Namun sayang, bidikan Maman, wartawan Bribin Cirebon ini meleset satu meter dari sasaran. Pria berkacamata ini tidak menyerah. Sekali lagi diarahkannya anak panah dan set, lagi-lagi melenceng dari sasaran.
"Susah juga ya. Harus benar-benar konsentrasi tinggi dan tangan tidak boleh bergetar," ungkapnya. Maman tidak sendiri, Rere juga mengalami kesulitan serupa. Konten kreator asal Medan ini harus berulang-ulang mencoba memanah.
“Susah tapi asyik. Jemparingan harus dilestarikan sebab, ini adalah olahraga asli Mataram dalam hal ini Jogyakarta,” urainya.

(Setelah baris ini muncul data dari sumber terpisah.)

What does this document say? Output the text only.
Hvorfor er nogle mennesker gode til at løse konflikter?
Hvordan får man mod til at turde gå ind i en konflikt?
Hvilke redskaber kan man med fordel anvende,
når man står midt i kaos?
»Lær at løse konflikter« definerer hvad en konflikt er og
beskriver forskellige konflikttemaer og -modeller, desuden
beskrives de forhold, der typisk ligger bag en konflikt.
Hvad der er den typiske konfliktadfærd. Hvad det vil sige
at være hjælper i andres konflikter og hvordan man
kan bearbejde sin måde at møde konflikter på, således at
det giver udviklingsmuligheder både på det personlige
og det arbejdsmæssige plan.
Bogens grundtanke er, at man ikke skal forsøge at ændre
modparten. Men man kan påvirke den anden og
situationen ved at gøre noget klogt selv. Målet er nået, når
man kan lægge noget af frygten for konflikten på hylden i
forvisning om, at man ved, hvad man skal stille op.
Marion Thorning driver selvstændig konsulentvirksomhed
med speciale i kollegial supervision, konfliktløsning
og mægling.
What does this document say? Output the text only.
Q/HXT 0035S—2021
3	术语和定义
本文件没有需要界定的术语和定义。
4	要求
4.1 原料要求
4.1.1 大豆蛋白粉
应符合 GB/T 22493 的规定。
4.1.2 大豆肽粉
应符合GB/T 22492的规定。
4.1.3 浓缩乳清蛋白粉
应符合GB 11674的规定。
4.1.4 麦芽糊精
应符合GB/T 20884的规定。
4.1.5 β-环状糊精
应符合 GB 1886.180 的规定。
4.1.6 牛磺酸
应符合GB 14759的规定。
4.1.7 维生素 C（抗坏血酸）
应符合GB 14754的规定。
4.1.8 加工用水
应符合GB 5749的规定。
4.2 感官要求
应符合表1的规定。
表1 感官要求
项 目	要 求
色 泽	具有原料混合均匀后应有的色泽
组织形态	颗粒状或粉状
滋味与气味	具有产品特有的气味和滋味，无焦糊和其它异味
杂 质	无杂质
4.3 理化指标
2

Dalam kesempatan itu, memorandum.disway.id, juga berkesempatan mencoba praktek seni panahan Jemparingan. Karena baru pertama kali mencoba, anak panah melesat menjauhi target. Namun, hal itu menjadi lumrah untuk pemula atau baru mencobanya.
Seni panahan asli Jogyakarta (Jemparingan) memang tidak segampang kelihatannya. Sebab, menurut Hangga Aji Sayekti Ketua Paguyuban Jemparingan Alas Mentaok, diperlukan minimal sebulan untuk bisa benar-benar mahir membidik sasaran.
"Kalau tangan sudah tidak gemetaran sudah mulai bisa menguasai tahap pertama olahraga ini," kata Hangga.
Dia menyebut, Jemparingan adalah olahraga panahan khas Kerajaan Mataram. Berasal dari Kasultanan Ngayogyakarta Hadiningrat, atau dikenal juga dengan jemparingan gaya Mataram Ngayogyakarta.